Sulle labbra secche di Viola comparve un sorriso spontaneo: quell'anno avrebbe passato la Vigilia a lavorare e il giorno successivo insieme alla famiglia di Elettra. Quando la donna gliel'aveva proposto aveva rifiutato, ma il padre le aveva consigliato di accettare e lei l'aveva fatto, a patto che lui l'accompagnasse. Per la prima volta dopo anni non sarebbero stati soli quel giorno.

Fece partire la lavatrice e riordinò il detersivo, per poi prepararsi a riprendere il cesto portabiancheria. Quando lo sollevò si accorse di un rumore lontano, ma non ci fece caso. Uscì dalla lavanderia e si diresse verso le scale per dirigersi al piano inferiore, ma riudì quel suono. Aggrottò la fronte, mentre rinsaldava la presa e capiva cosa poteva essere: sembravano passi sul parquet e cassetti che si aprivano o chiudevano. Forse quelli dello studio di Germana, dato che si lamentava sempre del loro rumore. Eppure doveva esserseli immaginati, dato che la sua datrice di lavoro era in salone che parlava al telefono. La sua voce si sentiva fin da lì e, a giudicare dal tono, pareva una conversazione molto amichevole.
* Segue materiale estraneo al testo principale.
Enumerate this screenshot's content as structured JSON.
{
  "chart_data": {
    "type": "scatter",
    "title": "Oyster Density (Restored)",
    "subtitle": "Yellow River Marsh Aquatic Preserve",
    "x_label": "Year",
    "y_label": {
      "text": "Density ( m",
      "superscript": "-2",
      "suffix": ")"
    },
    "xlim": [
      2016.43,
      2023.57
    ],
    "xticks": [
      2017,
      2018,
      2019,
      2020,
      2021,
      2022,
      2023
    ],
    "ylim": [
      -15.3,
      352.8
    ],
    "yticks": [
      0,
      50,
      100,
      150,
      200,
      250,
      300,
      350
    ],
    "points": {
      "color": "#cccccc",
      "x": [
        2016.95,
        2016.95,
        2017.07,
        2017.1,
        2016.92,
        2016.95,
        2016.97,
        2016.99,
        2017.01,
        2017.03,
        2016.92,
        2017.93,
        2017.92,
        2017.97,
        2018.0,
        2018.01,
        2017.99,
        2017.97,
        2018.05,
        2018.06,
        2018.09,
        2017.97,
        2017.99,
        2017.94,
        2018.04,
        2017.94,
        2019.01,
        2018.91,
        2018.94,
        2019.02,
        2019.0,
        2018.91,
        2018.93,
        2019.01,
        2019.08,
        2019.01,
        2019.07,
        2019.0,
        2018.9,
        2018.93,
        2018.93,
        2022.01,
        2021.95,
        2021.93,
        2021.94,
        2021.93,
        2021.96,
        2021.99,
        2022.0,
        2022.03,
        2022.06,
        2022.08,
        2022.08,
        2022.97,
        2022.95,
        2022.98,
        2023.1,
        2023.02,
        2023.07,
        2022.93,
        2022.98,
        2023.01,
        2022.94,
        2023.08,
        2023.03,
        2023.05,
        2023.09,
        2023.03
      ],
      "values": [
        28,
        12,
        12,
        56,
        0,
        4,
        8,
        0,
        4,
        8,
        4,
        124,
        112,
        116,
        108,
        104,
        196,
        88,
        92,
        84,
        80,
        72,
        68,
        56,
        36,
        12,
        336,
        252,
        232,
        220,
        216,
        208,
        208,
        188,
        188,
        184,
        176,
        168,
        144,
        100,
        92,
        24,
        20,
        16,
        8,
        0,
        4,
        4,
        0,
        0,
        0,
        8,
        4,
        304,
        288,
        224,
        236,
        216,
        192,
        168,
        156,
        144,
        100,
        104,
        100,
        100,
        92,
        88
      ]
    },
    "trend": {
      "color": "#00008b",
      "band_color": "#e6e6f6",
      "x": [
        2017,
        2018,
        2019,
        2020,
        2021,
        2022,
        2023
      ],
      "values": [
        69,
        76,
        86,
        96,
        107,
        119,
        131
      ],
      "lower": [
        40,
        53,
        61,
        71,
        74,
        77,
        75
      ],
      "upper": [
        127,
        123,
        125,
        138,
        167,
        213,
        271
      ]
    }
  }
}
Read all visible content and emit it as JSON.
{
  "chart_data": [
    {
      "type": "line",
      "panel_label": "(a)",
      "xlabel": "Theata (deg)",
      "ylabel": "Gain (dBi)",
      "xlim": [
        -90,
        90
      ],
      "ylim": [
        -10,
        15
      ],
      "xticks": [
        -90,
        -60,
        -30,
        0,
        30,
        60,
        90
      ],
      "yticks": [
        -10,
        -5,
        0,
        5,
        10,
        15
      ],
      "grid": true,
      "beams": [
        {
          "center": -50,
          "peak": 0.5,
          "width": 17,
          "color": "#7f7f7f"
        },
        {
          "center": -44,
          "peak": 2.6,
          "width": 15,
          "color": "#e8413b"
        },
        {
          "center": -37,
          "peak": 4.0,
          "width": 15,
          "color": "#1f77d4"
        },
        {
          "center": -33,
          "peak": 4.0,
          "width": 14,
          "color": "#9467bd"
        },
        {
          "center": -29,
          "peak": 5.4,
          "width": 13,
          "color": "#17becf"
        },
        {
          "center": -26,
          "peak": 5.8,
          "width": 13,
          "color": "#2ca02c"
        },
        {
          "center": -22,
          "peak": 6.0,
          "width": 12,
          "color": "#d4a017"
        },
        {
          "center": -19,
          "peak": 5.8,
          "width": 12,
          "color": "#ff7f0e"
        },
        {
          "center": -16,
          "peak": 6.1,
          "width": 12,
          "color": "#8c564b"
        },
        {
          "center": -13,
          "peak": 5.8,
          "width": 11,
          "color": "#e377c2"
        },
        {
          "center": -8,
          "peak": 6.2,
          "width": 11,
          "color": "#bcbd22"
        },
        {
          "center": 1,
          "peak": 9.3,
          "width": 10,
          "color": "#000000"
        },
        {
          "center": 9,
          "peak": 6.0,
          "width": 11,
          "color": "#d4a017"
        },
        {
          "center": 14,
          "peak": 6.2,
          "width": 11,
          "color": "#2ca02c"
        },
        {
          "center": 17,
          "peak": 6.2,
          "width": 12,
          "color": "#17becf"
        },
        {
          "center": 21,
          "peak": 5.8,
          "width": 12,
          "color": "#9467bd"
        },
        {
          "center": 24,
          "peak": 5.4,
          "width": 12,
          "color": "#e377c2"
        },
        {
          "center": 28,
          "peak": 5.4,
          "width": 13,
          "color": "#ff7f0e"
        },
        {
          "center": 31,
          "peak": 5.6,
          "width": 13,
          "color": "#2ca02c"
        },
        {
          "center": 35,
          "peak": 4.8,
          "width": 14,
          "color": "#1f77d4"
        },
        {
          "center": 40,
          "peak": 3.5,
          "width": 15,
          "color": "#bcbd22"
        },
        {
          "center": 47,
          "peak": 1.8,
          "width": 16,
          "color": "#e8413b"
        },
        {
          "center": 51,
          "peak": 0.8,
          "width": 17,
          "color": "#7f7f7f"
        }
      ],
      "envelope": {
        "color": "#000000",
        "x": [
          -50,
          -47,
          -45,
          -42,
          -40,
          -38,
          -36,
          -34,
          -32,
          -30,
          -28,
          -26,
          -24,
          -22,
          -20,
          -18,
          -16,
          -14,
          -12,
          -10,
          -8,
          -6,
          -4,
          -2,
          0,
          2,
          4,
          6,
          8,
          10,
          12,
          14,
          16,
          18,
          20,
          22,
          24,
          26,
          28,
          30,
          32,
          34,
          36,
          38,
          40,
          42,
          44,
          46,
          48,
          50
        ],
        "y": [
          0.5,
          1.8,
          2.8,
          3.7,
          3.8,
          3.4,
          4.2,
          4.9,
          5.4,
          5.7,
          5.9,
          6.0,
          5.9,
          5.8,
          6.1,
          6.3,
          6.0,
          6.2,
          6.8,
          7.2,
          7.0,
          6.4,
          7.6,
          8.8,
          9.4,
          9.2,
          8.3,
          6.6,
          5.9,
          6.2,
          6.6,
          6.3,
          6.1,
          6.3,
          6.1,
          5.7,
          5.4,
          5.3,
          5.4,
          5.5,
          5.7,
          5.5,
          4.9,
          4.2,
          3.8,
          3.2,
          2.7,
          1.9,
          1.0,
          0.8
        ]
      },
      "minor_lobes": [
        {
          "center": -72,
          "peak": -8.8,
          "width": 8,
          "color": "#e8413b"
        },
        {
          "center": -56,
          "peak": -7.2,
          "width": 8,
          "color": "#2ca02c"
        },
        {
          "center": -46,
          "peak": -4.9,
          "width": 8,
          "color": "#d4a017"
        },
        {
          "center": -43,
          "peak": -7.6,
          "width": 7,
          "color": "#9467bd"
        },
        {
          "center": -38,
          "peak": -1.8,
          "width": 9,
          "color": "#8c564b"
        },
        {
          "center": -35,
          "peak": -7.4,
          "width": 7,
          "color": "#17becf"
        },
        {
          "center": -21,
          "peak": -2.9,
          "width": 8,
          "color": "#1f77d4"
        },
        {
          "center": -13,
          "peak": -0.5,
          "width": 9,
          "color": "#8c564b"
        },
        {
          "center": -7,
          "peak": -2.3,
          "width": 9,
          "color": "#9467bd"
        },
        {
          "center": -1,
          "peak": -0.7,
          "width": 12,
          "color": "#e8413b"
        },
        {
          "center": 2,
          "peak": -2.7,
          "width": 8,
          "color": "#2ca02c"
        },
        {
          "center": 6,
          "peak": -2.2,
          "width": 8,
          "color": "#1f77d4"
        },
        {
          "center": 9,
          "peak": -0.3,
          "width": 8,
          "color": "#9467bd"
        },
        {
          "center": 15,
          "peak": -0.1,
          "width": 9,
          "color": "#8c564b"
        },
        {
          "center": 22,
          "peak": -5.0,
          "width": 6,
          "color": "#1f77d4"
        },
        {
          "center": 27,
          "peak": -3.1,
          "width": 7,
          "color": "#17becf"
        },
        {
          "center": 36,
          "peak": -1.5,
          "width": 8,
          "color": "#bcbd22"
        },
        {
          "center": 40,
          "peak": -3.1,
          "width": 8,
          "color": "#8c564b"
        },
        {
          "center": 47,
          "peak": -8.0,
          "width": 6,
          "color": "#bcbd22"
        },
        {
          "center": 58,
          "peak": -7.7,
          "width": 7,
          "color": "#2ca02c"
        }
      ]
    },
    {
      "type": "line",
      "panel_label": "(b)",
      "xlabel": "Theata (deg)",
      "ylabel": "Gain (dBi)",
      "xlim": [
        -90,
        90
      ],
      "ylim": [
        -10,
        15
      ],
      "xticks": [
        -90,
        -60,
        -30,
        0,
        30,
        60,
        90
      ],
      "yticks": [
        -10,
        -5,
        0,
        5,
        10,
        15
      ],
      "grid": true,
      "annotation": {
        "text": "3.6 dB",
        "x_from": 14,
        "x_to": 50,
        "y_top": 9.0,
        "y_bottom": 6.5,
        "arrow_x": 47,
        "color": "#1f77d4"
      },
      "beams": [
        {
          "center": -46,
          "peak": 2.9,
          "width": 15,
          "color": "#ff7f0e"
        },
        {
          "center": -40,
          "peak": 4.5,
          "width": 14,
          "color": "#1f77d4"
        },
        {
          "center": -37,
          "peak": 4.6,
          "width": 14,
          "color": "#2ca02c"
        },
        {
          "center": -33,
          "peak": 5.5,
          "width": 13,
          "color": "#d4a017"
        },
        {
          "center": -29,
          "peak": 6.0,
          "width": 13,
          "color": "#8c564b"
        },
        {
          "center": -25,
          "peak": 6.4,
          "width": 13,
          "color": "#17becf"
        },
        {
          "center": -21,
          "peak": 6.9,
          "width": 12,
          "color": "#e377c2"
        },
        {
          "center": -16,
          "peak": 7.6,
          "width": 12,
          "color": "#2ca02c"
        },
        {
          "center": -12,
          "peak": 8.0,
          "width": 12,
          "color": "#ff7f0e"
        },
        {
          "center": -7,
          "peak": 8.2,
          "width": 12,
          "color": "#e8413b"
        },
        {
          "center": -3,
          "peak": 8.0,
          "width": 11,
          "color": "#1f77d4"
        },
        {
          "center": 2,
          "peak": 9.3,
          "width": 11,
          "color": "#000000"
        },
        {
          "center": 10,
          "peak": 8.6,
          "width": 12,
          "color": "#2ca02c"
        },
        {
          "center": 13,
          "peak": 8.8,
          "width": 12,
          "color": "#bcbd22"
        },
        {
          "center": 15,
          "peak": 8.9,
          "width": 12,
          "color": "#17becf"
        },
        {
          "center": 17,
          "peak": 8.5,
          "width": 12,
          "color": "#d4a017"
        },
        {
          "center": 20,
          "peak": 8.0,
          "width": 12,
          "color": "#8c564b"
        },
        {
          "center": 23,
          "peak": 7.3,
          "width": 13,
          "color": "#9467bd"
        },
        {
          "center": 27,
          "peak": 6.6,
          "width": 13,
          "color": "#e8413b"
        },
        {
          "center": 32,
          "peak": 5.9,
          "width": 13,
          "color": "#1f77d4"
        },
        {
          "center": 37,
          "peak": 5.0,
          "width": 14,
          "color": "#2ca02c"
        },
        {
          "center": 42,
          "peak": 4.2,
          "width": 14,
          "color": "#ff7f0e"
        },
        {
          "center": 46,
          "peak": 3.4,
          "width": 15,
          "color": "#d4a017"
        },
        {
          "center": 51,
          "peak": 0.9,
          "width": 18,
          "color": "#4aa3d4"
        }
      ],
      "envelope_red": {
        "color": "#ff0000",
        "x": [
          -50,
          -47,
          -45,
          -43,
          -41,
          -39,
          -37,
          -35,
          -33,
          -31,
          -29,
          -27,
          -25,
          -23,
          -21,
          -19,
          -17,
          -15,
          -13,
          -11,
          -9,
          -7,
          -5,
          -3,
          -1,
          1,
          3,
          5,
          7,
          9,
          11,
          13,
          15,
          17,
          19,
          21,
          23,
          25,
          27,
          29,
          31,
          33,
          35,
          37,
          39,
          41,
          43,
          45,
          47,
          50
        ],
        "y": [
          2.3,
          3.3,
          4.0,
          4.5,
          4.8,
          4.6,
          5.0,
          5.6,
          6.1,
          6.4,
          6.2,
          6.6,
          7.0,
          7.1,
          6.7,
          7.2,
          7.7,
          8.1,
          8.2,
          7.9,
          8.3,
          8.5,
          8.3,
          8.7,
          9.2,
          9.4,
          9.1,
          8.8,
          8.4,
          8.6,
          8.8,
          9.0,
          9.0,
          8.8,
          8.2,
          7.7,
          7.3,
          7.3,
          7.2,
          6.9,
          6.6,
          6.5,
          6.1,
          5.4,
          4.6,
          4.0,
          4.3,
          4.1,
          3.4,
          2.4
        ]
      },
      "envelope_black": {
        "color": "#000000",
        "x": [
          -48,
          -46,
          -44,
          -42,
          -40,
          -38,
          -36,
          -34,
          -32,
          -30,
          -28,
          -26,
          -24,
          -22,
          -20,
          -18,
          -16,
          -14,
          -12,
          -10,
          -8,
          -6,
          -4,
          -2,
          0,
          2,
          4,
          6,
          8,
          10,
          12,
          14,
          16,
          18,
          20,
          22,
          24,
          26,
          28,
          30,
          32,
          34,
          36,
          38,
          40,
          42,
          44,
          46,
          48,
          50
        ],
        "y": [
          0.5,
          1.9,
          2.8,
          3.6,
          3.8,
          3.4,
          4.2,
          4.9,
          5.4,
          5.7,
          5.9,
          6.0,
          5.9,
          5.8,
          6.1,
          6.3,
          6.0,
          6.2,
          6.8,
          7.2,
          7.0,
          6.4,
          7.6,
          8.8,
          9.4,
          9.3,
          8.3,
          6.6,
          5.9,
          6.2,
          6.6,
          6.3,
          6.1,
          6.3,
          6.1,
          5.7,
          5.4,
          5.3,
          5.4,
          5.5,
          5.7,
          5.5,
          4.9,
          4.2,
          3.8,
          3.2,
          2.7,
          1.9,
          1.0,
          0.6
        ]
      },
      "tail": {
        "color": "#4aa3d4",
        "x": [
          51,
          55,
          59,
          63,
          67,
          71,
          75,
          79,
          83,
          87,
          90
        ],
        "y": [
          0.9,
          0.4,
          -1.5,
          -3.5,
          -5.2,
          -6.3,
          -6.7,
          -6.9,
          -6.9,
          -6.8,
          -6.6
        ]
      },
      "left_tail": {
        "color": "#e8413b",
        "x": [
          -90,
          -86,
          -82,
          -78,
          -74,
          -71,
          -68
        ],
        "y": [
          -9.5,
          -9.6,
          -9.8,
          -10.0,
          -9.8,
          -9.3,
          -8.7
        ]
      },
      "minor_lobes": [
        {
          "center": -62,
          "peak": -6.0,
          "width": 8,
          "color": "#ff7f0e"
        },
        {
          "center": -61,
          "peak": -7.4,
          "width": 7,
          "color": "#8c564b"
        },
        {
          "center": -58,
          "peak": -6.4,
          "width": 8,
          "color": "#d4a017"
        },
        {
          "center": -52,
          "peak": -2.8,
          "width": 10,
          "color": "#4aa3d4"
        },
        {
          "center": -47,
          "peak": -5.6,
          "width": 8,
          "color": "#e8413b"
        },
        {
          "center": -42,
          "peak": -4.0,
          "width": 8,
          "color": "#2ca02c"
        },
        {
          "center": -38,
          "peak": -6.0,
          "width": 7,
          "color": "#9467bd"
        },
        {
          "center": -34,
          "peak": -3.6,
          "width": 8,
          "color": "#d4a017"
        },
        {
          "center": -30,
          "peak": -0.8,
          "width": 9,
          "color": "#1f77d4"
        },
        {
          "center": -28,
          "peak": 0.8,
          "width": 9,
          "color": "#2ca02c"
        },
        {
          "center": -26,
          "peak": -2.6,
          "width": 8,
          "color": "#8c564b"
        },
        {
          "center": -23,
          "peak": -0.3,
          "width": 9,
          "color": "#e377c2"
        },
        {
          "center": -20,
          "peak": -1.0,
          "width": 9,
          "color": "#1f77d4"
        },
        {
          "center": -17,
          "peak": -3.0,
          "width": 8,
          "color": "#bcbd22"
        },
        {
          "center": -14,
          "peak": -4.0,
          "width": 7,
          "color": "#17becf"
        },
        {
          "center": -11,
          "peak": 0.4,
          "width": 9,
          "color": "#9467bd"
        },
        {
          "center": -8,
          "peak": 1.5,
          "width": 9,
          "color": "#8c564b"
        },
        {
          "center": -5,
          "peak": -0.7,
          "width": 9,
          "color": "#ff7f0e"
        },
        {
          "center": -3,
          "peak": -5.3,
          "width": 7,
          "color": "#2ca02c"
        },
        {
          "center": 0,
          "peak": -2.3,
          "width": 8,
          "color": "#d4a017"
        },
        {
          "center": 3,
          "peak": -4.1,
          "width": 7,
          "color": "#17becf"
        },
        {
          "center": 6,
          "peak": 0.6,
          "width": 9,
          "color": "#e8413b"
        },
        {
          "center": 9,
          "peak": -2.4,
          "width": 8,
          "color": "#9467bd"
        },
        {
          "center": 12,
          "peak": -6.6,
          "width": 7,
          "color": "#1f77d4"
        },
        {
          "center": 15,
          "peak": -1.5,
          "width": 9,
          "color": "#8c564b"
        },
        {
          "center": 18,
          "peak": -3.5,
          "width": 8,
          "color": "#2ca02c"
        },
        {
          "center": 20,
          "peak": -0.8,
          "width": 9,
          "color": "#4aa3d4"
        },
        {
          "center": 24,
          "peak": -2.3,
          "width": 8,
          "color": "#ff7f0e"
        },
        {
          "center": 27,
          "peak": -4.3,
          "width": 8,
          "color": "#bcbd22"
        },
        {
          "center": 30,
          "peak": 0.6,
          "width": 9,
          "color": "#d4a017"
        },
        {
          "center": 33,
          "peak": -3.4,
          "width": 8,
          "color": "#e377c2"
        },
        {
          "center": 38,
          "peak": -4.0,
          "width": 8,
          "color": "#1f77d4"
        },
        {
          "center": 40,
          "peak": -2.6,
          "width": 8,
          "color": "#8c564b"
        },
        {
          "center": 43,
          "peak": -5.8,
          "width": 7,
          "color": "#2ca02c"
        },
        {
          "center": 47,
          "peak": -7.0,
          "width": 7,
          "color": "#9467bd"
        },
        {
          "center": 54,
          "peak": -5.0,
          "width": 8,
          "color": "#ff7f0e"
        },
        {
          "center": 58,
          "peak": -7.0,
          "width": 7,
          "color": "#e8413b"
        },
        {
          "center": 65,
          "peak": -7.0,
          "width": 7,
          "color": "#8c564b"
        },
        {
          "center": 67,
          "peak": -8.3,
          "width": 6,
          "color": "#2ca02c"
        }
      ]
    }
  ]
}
Viola sbuffò: forse la stanchezza le faceva udire rumori immaginari, ma quando scese un gradino sentì di nuovo quei misteriosi suoni e un brivido le salì lungo la schiena. Cosa poteva essere? Forse la signora aveva lasciato la finestra aperta e il vento stava sparpagliando tutto? O forse era entrato qualche animale?

Fece un passo indietro e posò il cesto in mezzo al corridoio, per poi muoversi con piccoli passi verso lo studio. Doveva stare attenta a non produrre il minimo rumore. Si avvicinò, sorpassando la pianta ragno in un lato del corridoio, e trattenne il respiro vedendo la porta socchiusa: Germana chiudeva sempre lo studio e le permetteva di pulirlo solo in sua presenza. Cosa poteva essere successo?

Appoggiata al muro, vicino a un tavolino che ospitava la statuetta di una donna africana con un recipiente d'acqua in testa, notò la scopa rosa usata poco prima. Afferrò il manico e a piccoli passi giunse davanti alla porta: riusciva a distinguere i rumori, ma non la fonte. Deglutì e, armata di coraggio, aprì piano il battente socchiuso.